Por: Fernando Molica

Os padrinhos da milícia

Deputada é investigada por suposto envolvimento com milícia | Foto: Reprodução/Alerj

Apesar das evidências, não dá pra dizer que a deputada estadual Lucinha (PSD) é mesmo ligada a uma milícia carioca. Mas quem conhece um pouco da política fluminense aposta que, como dizia o ex-governador Leonel Brizola, algo há. Mais: se feita com rigor e independência, a investigação vai chegar a outros gabinetes.

Na maioria das áreas da cidade é impossível ter alguma atividade político-partidária sem ter, pelo menos, a tolerância de grupos criminosos.

Diferentemente do modelo por muito tempo adotado por traficantes de drogas que dominam favelas, a milícia nasceu na máquina pública, especialmente em setores da segurança.

Traficantes faziam acordos com políticos, negociavam algum tipo de proteção em troca de votos. Milicianos dispensaram intermediários. Conhecedores da estrutura de poder, foram, gradativamente, ocupando espaços, alguns acabaram eleitos para a Assembleia Legislativa e para câmaras municipais.

Não pediam votos para políticos profissionais, mas para eles mesmos: caso, entre outros, dos irmãos e  ex-policiais Jerominho e Natalino Guimarães — o primeiro foi vereador e, o segundo, deputado estadual. Donos de mandatos, milicianos passaram a ter condições de facilitar ou de dificultar a vida de prefeitos e do governador.
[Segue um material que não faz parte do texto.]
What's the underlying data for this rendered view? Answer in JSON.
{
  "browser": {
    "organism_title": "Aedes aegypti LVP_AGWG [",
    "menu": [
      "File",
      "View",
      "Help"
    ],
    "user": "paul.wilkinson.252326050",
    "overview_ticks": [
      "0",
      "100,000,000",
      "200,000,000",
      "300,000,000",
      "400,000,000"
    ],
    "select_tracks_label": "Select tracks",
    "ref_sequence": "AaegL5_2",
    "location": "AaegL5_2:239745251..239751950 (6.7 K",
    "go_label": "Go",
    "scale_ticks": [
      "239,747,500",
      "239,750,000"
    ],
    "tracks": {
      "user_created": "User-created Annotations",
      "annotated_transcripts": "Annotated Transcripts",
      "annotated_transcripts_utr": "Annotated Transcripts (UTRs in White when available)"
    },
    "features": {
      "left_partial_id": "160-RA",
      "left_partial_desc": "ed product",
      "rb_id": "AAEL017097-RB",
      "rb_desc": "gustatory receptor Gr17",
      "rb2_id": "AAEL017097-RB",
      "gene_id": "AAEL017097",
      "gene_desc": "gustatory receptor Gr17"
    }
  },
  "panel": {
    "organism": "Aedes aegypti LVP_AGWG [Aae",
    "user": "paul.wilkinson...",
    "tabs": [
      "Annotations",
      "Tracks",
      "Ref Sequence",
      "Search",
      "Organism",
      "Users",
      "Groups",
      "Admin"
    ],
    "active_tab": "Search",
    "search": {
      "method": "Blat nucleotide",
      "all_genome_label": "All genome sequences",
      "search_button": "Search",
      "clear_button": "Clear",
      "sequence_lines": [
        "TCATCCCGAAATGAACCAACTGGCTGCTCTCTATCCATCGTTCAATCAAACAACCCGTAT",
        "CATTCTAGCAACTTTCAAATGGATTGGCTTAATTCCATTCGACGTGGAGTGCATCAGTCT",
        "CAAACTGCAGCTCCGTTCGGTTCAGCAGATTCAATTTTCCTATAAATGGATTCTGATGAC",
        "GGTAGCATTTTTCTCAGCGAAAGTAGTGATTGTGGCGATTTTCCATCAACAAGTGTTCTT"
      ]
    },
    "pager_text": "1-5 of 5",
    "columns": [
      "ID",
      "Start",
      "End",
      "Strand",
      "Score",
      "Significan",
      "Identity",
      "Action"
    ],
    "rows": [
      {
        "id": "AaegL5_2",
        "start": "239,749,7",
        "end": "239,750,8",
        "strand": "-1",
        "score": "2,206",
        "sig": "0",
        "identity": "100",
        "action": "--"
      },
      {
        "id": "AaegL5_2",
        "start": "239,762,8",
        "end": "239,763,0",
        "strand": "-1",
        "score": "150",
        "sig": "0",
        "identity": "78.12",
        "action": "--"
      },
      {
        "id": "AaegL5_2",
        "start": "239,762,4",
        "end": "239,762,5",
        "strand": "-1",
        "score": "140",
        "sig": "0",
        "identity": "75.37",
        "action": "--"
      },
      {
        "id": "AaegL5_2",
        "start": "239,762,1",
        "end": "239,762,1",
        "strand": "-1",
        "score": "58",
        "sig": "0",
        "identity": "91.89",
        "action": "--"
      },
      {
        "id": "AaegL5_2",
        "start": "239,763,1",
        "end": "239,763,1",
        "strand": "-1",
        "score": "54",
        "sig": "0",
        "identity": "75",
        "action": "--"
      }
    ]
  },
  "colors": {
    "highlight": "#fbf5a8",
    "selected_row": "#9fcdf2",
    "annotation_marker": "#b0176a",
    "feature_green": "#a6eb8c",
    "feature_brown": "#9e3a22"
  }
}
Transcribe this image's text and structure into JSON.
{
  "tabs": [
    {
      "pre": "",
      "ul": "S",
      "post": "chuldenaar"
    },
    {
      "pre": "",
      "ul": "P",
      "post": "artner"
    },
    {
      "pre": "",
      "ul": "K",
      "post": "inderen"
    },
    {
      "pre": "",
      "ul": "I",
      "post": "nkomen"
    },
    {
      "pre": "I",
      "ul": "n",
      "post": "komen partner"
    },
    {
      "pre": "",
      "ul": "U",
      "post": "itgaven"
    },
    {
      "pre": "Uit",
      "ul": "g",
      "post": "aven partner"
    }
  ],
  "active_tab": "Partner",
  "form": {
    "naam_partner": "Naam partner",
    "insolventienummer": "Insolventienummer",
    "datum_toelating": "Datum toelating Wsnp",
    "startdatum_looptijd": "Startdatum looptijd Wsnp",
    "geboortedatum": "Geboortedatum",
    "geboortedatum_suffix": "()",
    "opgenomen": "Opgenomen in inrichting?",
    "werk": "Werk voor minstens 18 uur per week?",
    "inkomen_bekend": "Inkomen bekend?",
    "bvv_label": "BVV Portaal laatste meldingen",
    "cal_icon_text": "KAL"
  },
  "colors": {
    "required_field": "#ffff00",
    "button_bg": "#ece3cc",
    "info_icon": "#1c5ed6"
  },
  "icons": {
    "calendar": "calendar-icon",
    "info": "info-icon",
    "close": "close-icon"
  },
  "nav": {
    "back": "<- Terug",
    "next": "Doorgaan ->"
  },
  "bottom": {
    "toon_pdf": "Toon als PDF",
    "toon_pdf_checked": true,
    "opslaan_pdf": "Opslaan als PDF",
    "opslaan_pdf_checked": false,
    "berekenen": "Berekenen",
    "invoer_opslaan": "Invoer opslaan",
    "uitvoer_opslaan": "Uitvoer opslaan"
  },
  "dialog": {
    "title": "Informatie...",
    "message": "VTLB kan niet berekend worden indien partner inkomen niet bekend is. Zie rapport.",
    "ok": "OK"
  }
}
A lógica do toma lá-dá cá, tão presente no nosso universo político, forçou a ampliação de limites. Capazes de obter favores como nomeações para postos na administração pública, milicianos-políticos ampliaram e consolidaram seus poderes. 

Legitimados pelo medo que impõem a seus domínios e pelos favores recebidos de órgãos oficiais, ampliam suas bases, conseguem controlar boa parte dos votos de terminadas regiões da cidade, impedem operações que contrariam seus interesses. O fato de o Ministério Público Estadual ter acionado a Polícia Federal para ser sua parceira nesta operação indica a falta de confiança nas polícias fluminenses. 

Oriundos da estrutura pública, esses homens e mulheres têm acesso a informações não disponíveis para os bandidos entocados em favelas; são amigos de outros servidores, têm uma face legal e apresentável. Não são bandidos-bandidos, mas bandidos-políticos.

Como policiais, costumam chegar ao parlamento com o velho discurso de combate sem tréguas aos criminosos, que comporta variações ao "Bandido bom é bandido morto" popularizado pelo ex-policial e ex-deputado estadual Sivuca, identificado com grupos de extermínio.

Mas mesmo com tanto poder, esses bandidos só conseguem se eleger graças à tolerância e/ou parceria dos partidos políticos. Sem a aquiescência dessas agremiações, sequer poderiam disputar uma eleição. E não cabe a desculpa de ignorância sobre atividades ilegais de A ou B: no universo da política, todos sabem com quem estão lidando. Nesses casos, a convicção pode dispensar provas.

Ex-integrante do PSDB e agora filiada ao PSD, partido do prefeito Eduardo Paes e que tem três ministérios no governo federal, Lucinha é figura bem conhecida no Estado — ninguém pode dizer que sequer desconfiava de suas eventuais ligações com a milícia. A deputada, afastada do cargo por ordem judicial, era chamada de "madrinha" por milicianos. Agora é importante identificar também demais padrinhos e afilhados que se entrelaçam na família que reúne crime e poder.